In a large bowl, combine the sugar, zest, both kinds of flour, baking powder, and salt. If you’re using fresh zest make sure to thoroughly mix it into the dry goods so that the oils are evenly distributed. Stir to combine the dry goods.

Add the cubes of butter and using your fingertips**, incorporate it into the dry goods until the butter is fairly evenly distributed and only pea-size chunks of butter remain. The dough should look like rough cornmeal at this point and have large pieces of butter visible within it.

Once the butter is well incorporated, add the milk and egg and the mixture with a spatula until well combined. No crumbs should remain at the bottom of the bowl and the dough will be a bit sticky.

Flour your counter or a cutting board and turn the dough onto the board. Flour the top of the dough and press it down using your hands or a rolling pin until it is uniformly about ½ – 1 inch thick. You can either cut out round shapes for the shortcakes or simply cut the dough into squares or triangles. If you’re using a cookie cutter, re-roll the scraps and then cut out more shortcakes until the dough is all cut into shapes.

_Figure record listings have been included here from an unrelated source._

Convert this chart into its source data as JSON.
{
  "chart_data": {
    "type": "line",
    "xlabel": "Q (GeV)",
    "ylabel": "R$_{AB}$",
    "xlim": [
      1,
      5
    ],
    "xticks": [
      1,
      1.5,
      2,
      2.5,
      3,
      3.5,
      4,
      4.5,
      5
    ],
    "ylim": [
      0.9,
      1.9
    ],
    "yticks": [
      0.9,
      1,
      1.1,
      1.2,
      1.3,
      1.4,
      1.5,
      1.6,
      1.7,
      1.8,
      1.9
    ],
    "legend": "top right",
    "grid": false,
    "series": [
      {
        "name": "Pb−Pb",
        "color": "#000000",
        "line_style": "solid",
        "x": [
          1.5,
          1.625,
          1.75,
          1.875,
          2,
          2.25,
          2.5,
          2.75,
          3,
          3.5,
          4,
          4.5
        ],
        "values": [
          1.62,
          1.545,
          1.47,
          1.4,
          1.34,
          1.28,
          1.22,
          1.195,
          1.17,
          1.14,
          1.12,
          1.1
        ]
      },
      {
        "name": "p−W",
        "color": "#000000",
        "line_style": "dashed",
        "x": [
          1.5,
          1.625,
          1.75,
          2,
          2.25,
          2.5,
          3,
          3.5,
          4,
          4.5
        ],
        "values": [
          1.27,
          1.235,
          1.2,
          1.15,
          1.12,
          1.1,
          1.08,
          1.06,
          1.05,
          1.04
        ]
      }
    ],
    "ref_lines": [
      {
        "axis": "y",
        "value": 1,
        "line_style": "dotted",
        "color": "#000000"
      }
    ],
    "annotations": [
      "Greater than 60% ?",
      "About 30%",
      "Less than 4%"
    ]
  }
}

Place the cut out shortcakes onto the baking sheet, leaving at least 2 inches between each one. Bake for 15 minutes, rotating the pan halfway through baking. The finished shortcakes should be pale on top with medium-brown bottoms. Remove from the oven and place on a rack to cool. Eat warm or at room temperature with any kind of fruit you like.

*Can you use only all-purpose flour for this dessert? Sure, but I like the extra nuttiness and texture the whole-wheat pastry flour adds without weighing it down like pure whole wheat might.

**Your hands produce a lot of heat but most of it comes from the palms of your hands. Your fingertips are much cooler and using them to incorporate the butter will prevent it from heating up too much. Warm butter will melt into the dough and you end up with those air pockets that make for a flakey shortcake.